"Falsche Bewegung" und die Frage: Dürfen Filme heute noch alles zeigen?
Ida Schmitz"Falsche Bewegung" und die Frage: Dürfen Filme heute noch alles zeigen?
Eine aktuelle Debatte hat die Diskussion darüber neu entfacht, wie mit Filmen oder Büchern umgegangen werden soll, deren Inhalte heute als inakzeptabel gelten. Im Mittelpunkt stand dabei Falsche Bewegung und die Darstellung der jungen Nastassja Kinski, doch die Debatte berührte auch grundsätzliche Fragen nach künstlerischer Integrität und Verantwortung.
An Fahrt gewann die Diskussion, nachdem Falsche Bewegung im März im Frankfurter Filmmuseum gezeigt worden war. Der Film enthält eine halbnackte Szene mit Kinski, die damals erst 13 Jahre alt war – eine Darstellung, deren Entfernung sie lange gefordert hatte. Ihr Anliegen wurde jedoch ignoriert, bis Regisseur Wim Wenders ihre Bitte öffentlich ablehnte und damit breite Aufmerksamkeit auslöste. Schließlich entschuldigte sich Wenders bei Kinski und zog den Film aus dem Verkehr.
Andere Schauspielerinnen teilten ihre eigenen Erfahrungen mit umstrittenen frühen Rollen. Brooke Shields, die in Pretty Baby eine elfjährige Kinderprostituierte spielte, gestand, dass es ihr schwerfalle, ihre Mitwirkung in einem einst als „unmoralisch“ gebrandmarkten Film zu rechtfertigen. Jodie Foster hingegen sprach schon immer mit Humor und Gelassenheit über ihre Rolle in Taxi Driver, die sie mit zwölf drehte. Auch Natalie Portman, Dakota Fanning und Kirsten Dunst beteiligten sich an der Debatte und reflektierten über die Verantwortung des Publikums bei der Interpretation solcher Werke.

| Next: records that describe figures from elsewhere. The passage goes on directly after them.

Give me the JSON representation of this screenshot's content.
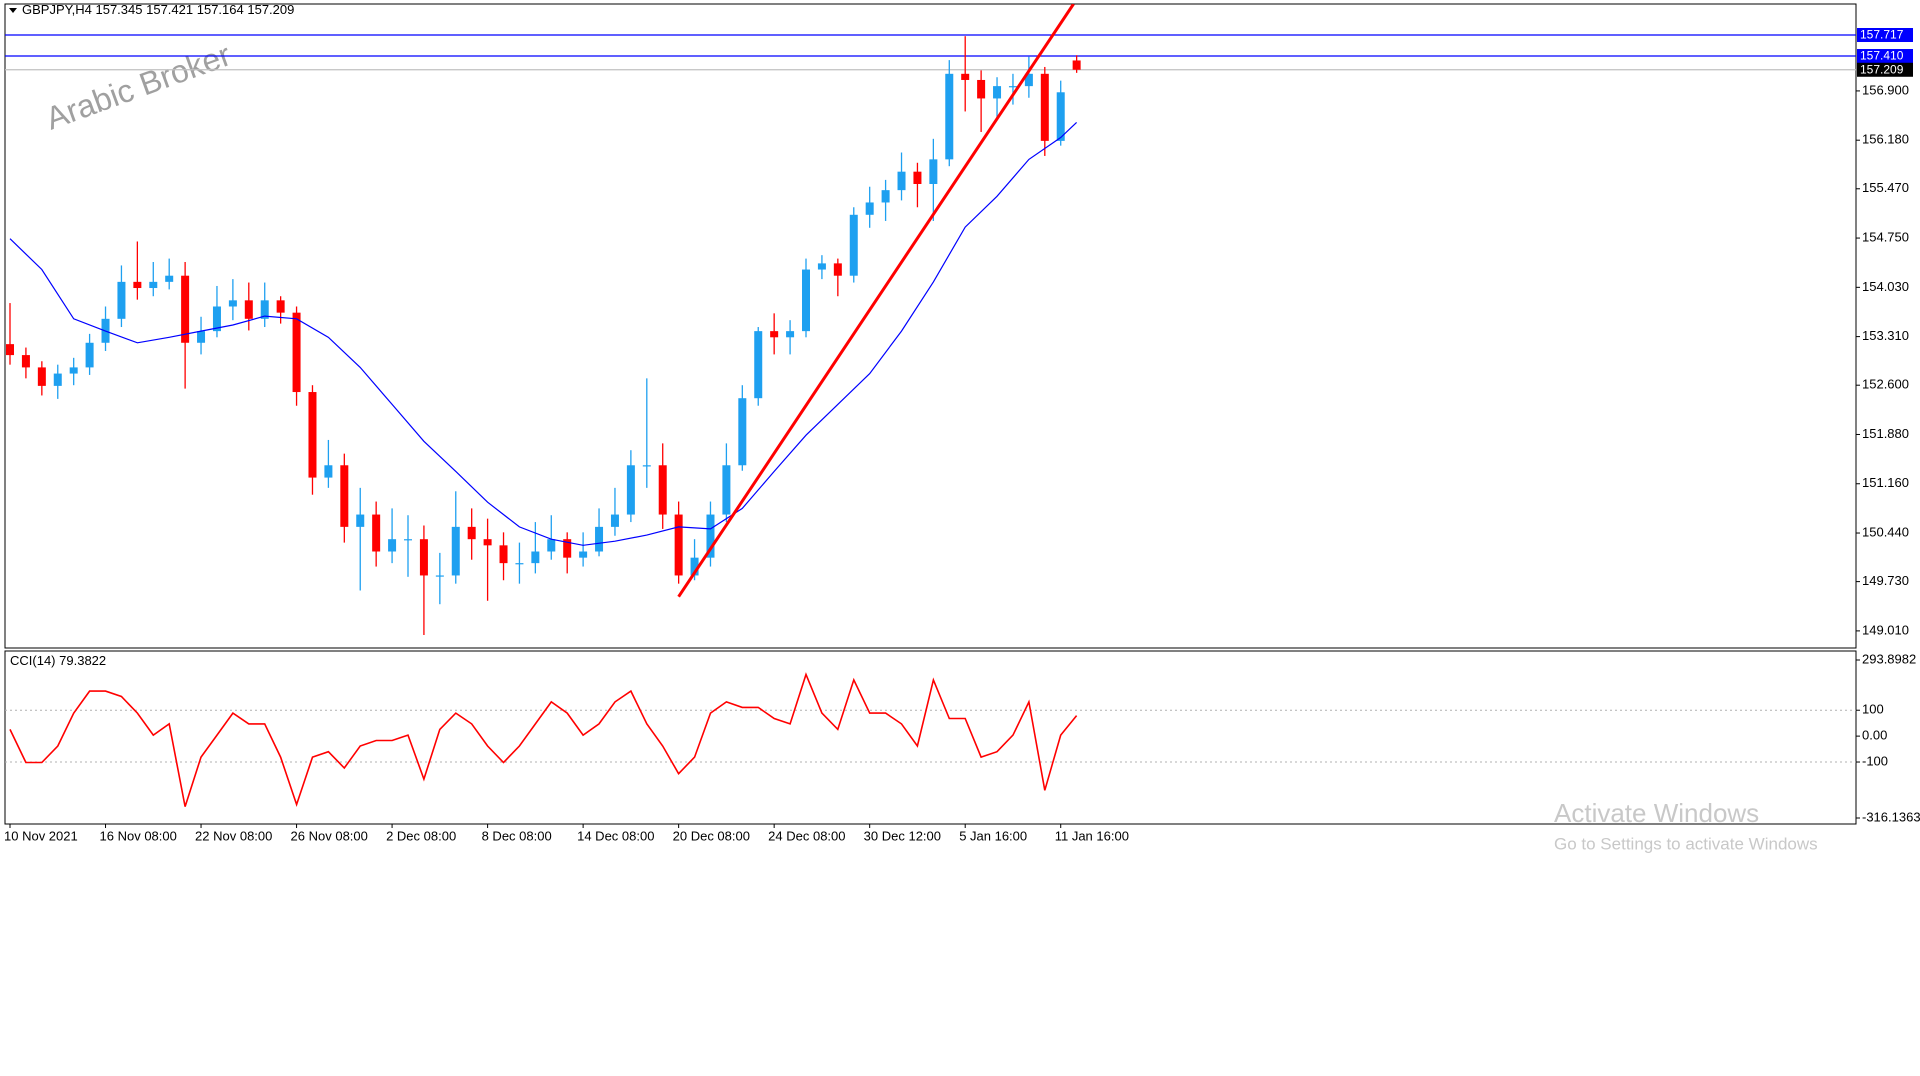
{
  "chart_data": [
    {
      "type": "candlestick",
      "title": "GBPJPY,H4",
      "watermark": "Arabic Broker",
      "categories": [
        "10 Nov 2021",
        null,
        null,
        null,
        null,
        null,
        "16 Nov 08:00",
        null,
        null,
        null,
        null,
        null,
        "22 Nov 08:00",
        null,
        null,
        null,
        null,
        null,
        "26 Nov 08:00",
        null,
        null,
        null,
        null,
        null,
        "2 Dec 08:00",
        null,
        null,
        null,
        null,
        null,
        "8 Dec 08:00",
        null,
        null,
        null,
        null,
        null,
        "14 Dec 08:00",
        null,
        null,
        null,
        null,
        null,
        "20 Dec 08:00",
        null,
        null,
        null,
        null,
        null,
        "24 Dec 08:00",
        null,
        null,
        null,
        null,
        null,
        "30 Dec 12:00",
        null,
        null,
        null,
        null,
        null,
        "5 Jan 16:00",
        null,
        null,
        null,
        null,
        null,
        "11 Jan 16:00",
        null
      ],
      "open": [
        153.2,
        153.04,
        152.86,
        152.59,
        152.77,
        152.86,
        153.22,
        153.57,
        154.11,
        154.02,
        154.11,
        154.2,
        153.22,
        153.39,
        153.75,
        153.84,
        153.57,
        153.84,
        153.66,
        152.5,
        151.25,
        151.43,
        150.53,
        150.71,
        150.17,
        150.35,
        150.35,
        149.82,
        149.82,
        150.53,
        150.35,
        150.26,
        150.0,
        150.0,
        150.17,
        150.35,
        150.08,
        150.17,
        150.53,
        150.71,
        151.43,
        151.43,
        150.71,
        149.82,
        150.08,
        150.71,
        151.43,
        152.41,
        153.39,
        153.3,
        153.39,
        154.29,
        154.38,
        154.2,
        155.09,
        155.27,
        155.45,
        155.72,
        155.54,
        155.9,
        157.15,
        157.06,
        156.79,
        156.97,
        156.97,
        157.15,
        156.17,
        157.345
      ],
      "high": [
        153.8,
        153.15,
        152.95,
        152.9,
        153.0,
        153.35,
        153.75,
        154.35,
        154.7,
        154.4,
        154.45,
        154.4,
        153.6,
        154.05,
        154.15,
        154.1,
        154.1,
        153.9,
        153.75,
        152.6,
        151.8,
        151.6,
        151.1,
        150.9,
        150.8,
        150.7,
        150.55,
        150.15,
        151.05,
        150.8,
        150.65,
        150.45,
        150.3,
        150.6,
        150.7,
        150.45,
        150.45,
        150.8,
        151.1,
        151.65,
        152.7,
        151.75,
        150.9,
        150.35,
        150.9,
        151.75,
        152.6,
        153.45,
        153.65,
        153.55,
        154.45,
        154.5,
        154.45,
        155.2,
        155.5,
        155.6,
        156.0,
        155.85,
        156.2,
        157.35,
        157.7,
        157.2,
        157.1,
        157.15,
        157.4,
        157.25,
        157.05,
        157.421
      ],
      "low": [
        152.9,
        152.7,
        152.45,
        152.4,
        152.6,
        152.75,
        153.1,
        153.45,
        153.85,
        153.9,
        154.0,
        152.55,
        153.05,
        153.3,
        153.55,
        153.4,
        153.45,
        153.5,
        152.3,
        151.0,
        151.1,
        150.3,
        149.6,
        149.95,
        150.0,
        149.8,
        148.95,
        149.4,
        149.7,
        150.05,
        149.45,
        149.75,
        149.7,
        149.85,
        150.05,
        149.85,
        149.95,
        150.1,
        150.4,
        150.6,
        151.1,
        150.5,
        149.7,
        149.75,
        149.95,
        150.6,
        151.35,
        152.3,
        153.05,
        153.05,
        153.3,
        154.15,
        153.9,
        154.1,
        154.9,
        155.0,
        155.3,
        155.2,
        155.0,
        155.8,
        156.6,
        156.3,
        156.5,
        156.7,
        156.8,
        155.95,
        156.1,
        157.164
      ],
      "close": [
        153.04,
        152.86,
        152.59,
        152.77,
        152.86,
        153.22,
        153.57,
        154.11,
        154.02,
        154.11,
        154.2,
        153.22,
        153.39,
        153.75,
        153.84,
        153.57,
        153.84,
        153.66,
        152.5,
        151.25,
        151.43,
        150.53,
        150.71,
        150.17,
        150.35,
        150.35,
        149.82,
        149.82,
        150.53,
        150.35,
        150.26,
        150.0,
        150.0,
        150.17,
        150.35,
        150.08,
        150.17,
        150.53,
        150.71,
        151.43,
        151.43,
        150.71,
        149.82,
        150.08,
        150.71,
        151.43,
        152.41,
        153.39,
        153.3,
        153.39,
        154.29,
        154.38,
        154.2,
        155.09,
        155.27,
        155.45,
        155.72,
        155.54,
        155.9,
        157.15,
        157.06,
        156.79,
        156.97,
        156.97,
        157.15,
        156.17,
        156.88,
        157.209
      ],
      "up_color": "#1ea0f0",
      "down_color": "#ff0000",
      "ma": {
        "color": "#0000ff",
        "x": [
          0,
          2,
          4,
          6,
          8,
          10,
          12,
          14,
          16,
          18,
          20,
          22,
          24,
          26,
          28,
          30,
          32,
          34,
          36,
          38,
          40,
          42,
          44,
          46,
          48,
          50,
          52,
          54,
          56,
          58,
          60,
          62,
          64,
          66,
          67
        ],
        "values": [
          154.74,
          154.29,
          153.57,
          153.39,
          153.22,
          153.3,
          153.39,
          153.48,
          153.61,
          153.57,
          153.3,
          152.86,
          152.32,
          151.78,
          151.34,
          150.89,
          150.53,
          150.35,
          150.26,
          150.32,
          150.41,
          150.53,
          150.5,
          150.8,
          151.34,
          151.87,
          152.32,
          152.77,
          153.39,
          154.11,
          154.91,
          155.36,
          155.9,
          156.22,
          156.44
        ]
      },
      "trendline": {
        "color": "#ff0000",
        "x": [
          42,
          66.8
        ],
        "values": [
          149.51,
          158.17
        ]
      },
      "price_lines": [
        {
          "value": 157.717,
          "color": "#0000ff"
        },
        {
          "value": 157.41,
          "label": "157.410",
          "color": "#0000ff"
        },
        {
          "value": 157.209,
          "color": "#000000"
        }
      ],
      "ylim": [
        148.76,
        158.17
      ],
      "yticks": [
        {
          "value": 156.9,
          "label": "156.900"
        },
        {
          "value": 156.18,
          "label": "156.180"
        },
        {
          "value": 155.47,
          "label": "155.470"
        },
        {
          "value": 154.75,
          "label": "154.750"
        },
        {
          "value": 154.03,
          "label": "154.030"
        },
        {
          "value": 153.31,
          "label": "153.310"
        },
        {
          "value": 152.6,
          "label": "152.600"
        },
        {
          "value": 151.88,
          "label": "151.880"
        },
        {
          "value": 151.16,
          "label": "151.160"
        },
        {
          "value": 150.44,
          "label": "150.440"
        },
        {
          "value": 149.73,
          "label": "149.730"
        },
        {
          "value": 149.01,
          "label": "149.010"
        }
      ]
    },
    {
      "type": "line",
      "title": "CCI(14)",
      "series": [
        {
          "color": "#ff0000",
          "values": [
            26,
            -102,
            -102,
            -38,
            89,
            174,
            174,
            153,
            89,
            4,
            47,
            -272,
            -81,
            4,
            89,
            47,
            47,
            -81,
            -264,
            -81,
            -60,
            -123,
            -38,
            -17,
            -17,
            4,
            -166,
            26,
            89,
            47,
            -38,
            -102,
            -38,
            47,
            132,
            89,
            4,
            47,
            132,
            174,
            47,
            -38,
            -145,
            -81,
            89,
            132,
            111,
            111,
            68,
            47,
            238,
            89,
            26,
            217,
            89,
            89,
            47,
            -38,
            217,
            68,
            68,
            -81,
            -60,
            4,
            132,
            -209,
            4,
            79.3822
          ]
        }
      ],
      "ylim": [
        -316.1363,
        293.8982
      ],
      "yticks": [
        293.8982,
        100,
        {
          "value": 0,
          "label": "0.00"
        },
        -100,
        -316.1363
      ],
      "dotted_levels": [
        100,
        -100
      ]
    }
  ],
  "os_notice": {
    "title": "Activate Windows",
    "subtitle": "Go to Settings to activate Windows"
  }
}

Die Diskussion machte unterschiedliche Standpunkte deutlich: Sollten Filme an heutige Maßstäbe angepasst oder in ihrer ursprünglichen Form bewahrt werden? Manche argumentieren, dass Änderungen möglich sind, ohne den Kern des Werks zu verfälschen, andere bestehen auf der unangetasteten Erhaltung der Erstfassung.
Die Vorführung von Falsche Bewegung rückte das problematische Erbe des Films scharf in den Fokus. Kinskis jahrelanger Kampf um eine Veränderung des Films fand schließlich Gehör, nachdem Wenders’ öffentliche Weigerung Unterstützung mobilisiert hatte. Die weitere Debatte kreist nun um die Frage, wie künstlerische Bewahrung mit sich wandelnden ethischen Standards in Einklang gebracht werden kann.